The eat-meat-or-face-disaster crowd says raw foodists and vegans are just asking for brittle bones and dental nightmares because of the lack of vitamin K2 in our diets.
It's not that uncommon to have ex vegans with teeth issues blaming them on the lack of K2, generally because they've heard about the relationship and assume that has to be the cause.
But is there any science to actually back this up?
Here's an interesting question for you: Where do cows get THEIR K2?

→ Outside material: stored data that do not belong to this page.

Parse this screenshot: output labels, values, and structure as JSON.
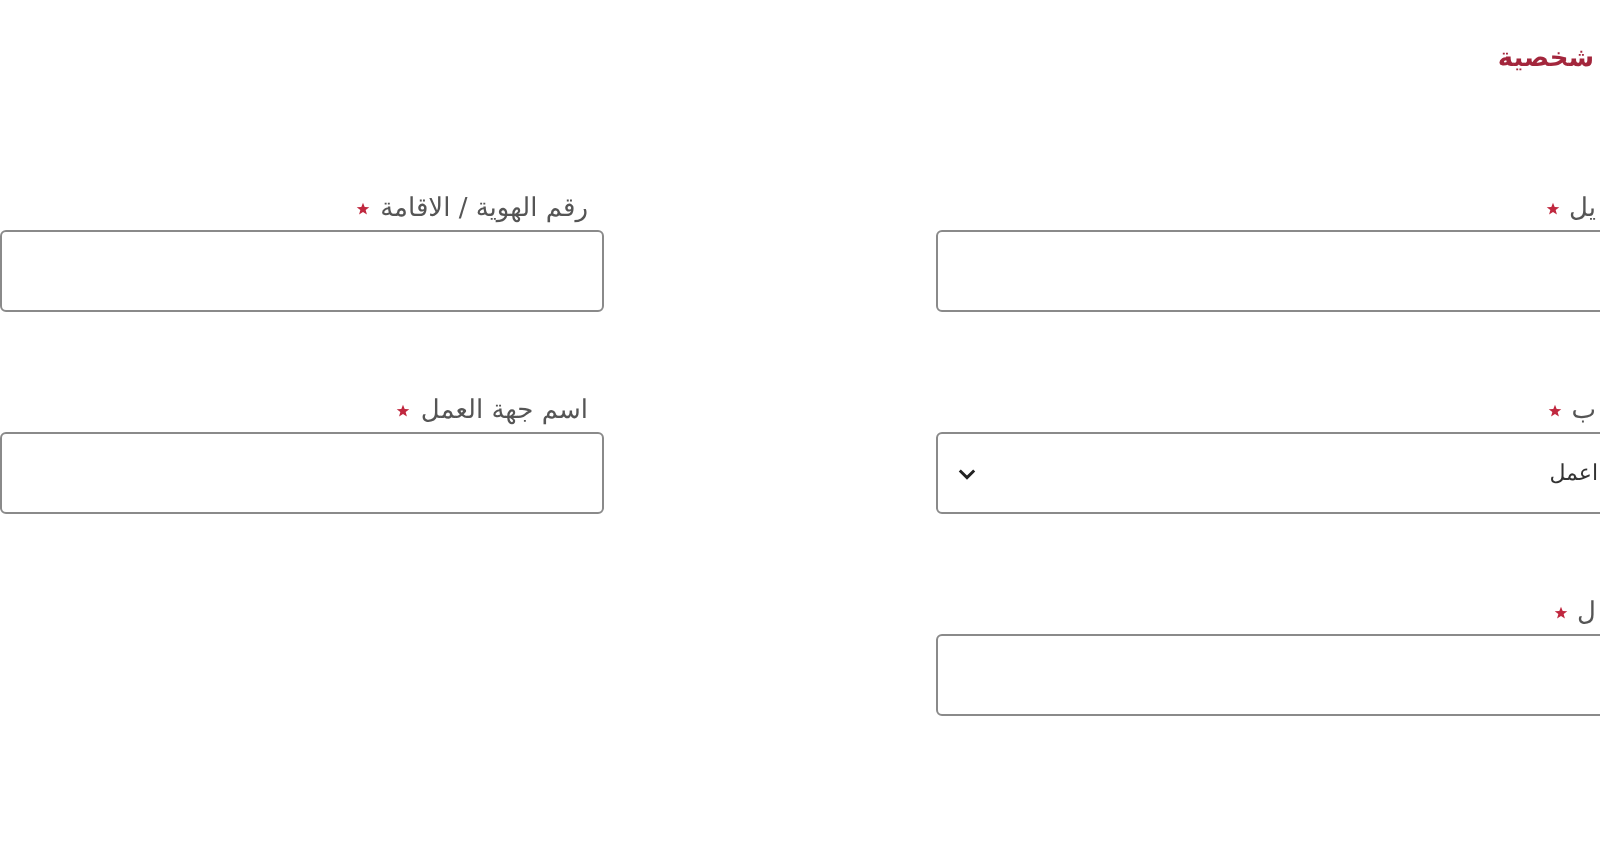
{
  "section_title": "شخصية",
  "fields": [
    {
      "label": "يل",
      "required": true,
      "kind": "input"
    },
    {
      "label": "رقم الهوية / الاقامة",
      "required": true,
      "kind": "input"
    },
    {
      "label": "ب",
      "required": true,
      "kind": "select",
      "value": "اعمل"
    },
    {
      "label": "اسم جهة العمل",
      "required": true,
      "kind": "input"
    },
    {
      "label": "ل",
      "required": true,
      "kind": "input"
    }
  ]
}
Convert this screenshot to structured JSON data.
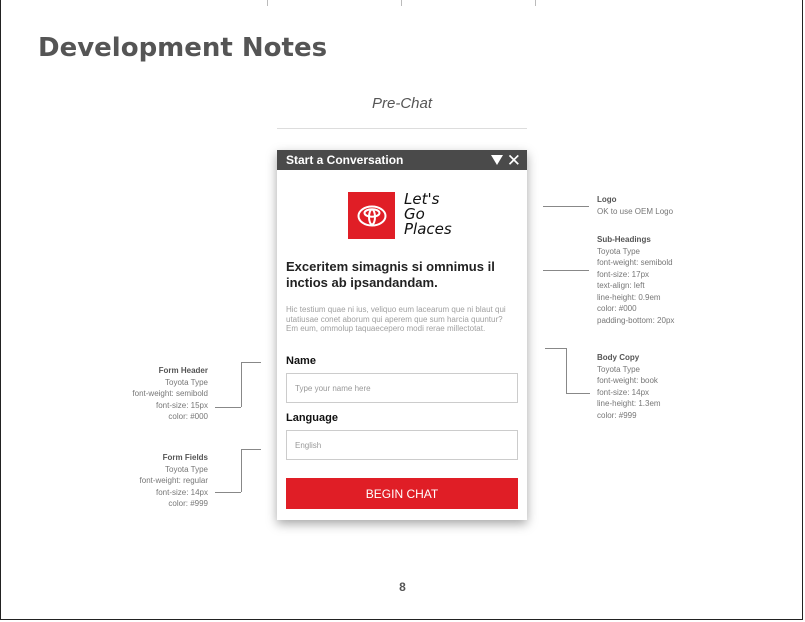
{
  "document": {
    "title": "Development Notes",
    "section": "Pre-Chat",
    "page_number": "8"
  },
  "chat": {
    "header_title": "Start a Conversation",
    "minimize_icon": "triangle-down-icon",
    "close_icon": "close-icon",
    "logo_icon": "toyota-logo-icon",
    "tagline": [
      "Let's",
      "Go",
      "Places"
    ],
    "subheading": "Exceritem simagnis si omnimus il inctios ab ipsandandam.",
    "body_copy": [
      "Hic testium quae ni ius, veliquo eum lacearum que ni blaut qui utatiusae conet aborum qui aperem que sum harcia quuntur?",
      "Em eum, ommolup taquaecepero modi rerae millectotat."
    ],
    "name_label": "Name",
    "name_placeholder": "Type your name here",
    "language_label": "Language",
    "language_value": "English",
    "begin_button": "BEGIN CHAT"
  },
  "annotations": {
    "logo": {
      "title": "Logo",
      "lines": [
        "OK to use OEM Logo"
      ]
    },
    "sub_headings": {
      "title": "Sub-Headings",
      "lines": [
        "Toyota Type",
        "font-weight: semibold",
        "font-size: 17px",
        "text-align: left",
        "line-height: 0.9em",
        "color: #000",
        "padding-bottom: 20px"
      ]
    },
    "body_copy": {
      "title": "Body Copy",
      "lines": [
        "Toyota Type",
        "font-weight: book",
        "font-size: 14px",
        "line-height: 1.3em",
        "color: #999"
      ]
    },
    "form_header": {
      "title": "Form Header",
      "lines": [
        "Toyota Type",
        "font-weight: semibold",
        "font-size: 15px",
        "color: #000"
      ]
    },
    "form_fields": {
      "title": "Form Fields",
      "lines": [
        "Toyota Type",
        "font-weight: regular",
        "font-size: 14px",
        "color: #999"
      ]
    }
  },
  "colors": {
    "brand_red": "#e01e26",
    "header_gray": "#4a4a4a"
  }
}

Because I've gotten a lot of questions on the topic, I've written an article on Vitamin K and what raw foodists and vegans need to keep in mind about the issue.
a good article, although the aff link sorta just falls right out of the sky, maybe you should explain supplementation more (forms, efficiency, etc.)...not criticizing, just giving you an honest feedback :)
and I believe I once read about a study where they K2 was successful in solving some heart issues while K1 had no effect at all
then maybe some info about getting tested, is it even possible to test just for K2?
Yes, there have been quite a few issues tied to one or the other, but I've yet to see any convincing evidence that one is really better than the other.
The key elements I'm trying to get across are 1) so far, there really isn't much consensus that one or the other is superior 2) Even if we need K2, we can make our own if we're healthy.
Per your request, I mentioned why testing is not going to work to determine k2 levels.
oh, and one more thing, I believe that also conversion is possible from K1, so we don't have to rely on bacteria alone
ok, now, that's enough, it's like I'm asking you to become the K2 wiki :)
(Devil's Advocate). Cows get their K2 from their multiple stomachs they use to digest and ferment the greens they eat which we do not have.
The more greens you eat at one sitting the less you are able to convert K1 into K2. The difference is HUGE. If you eat 150g of spinach you are only able to convert a 1/3 as much K2 if you were only to eat 50g of spinach. I am afraid to even know how little we convert with the 450+ grams of greens I eat at a sitting.
On the cows - yes, don't see it as worth the effort to get into this. The key commonality is the bacterial production. I don't think any reader assumes we have the same anatomy. At least I hope not.
Conversion - I'd be interested on seeing the science you're relying on for this.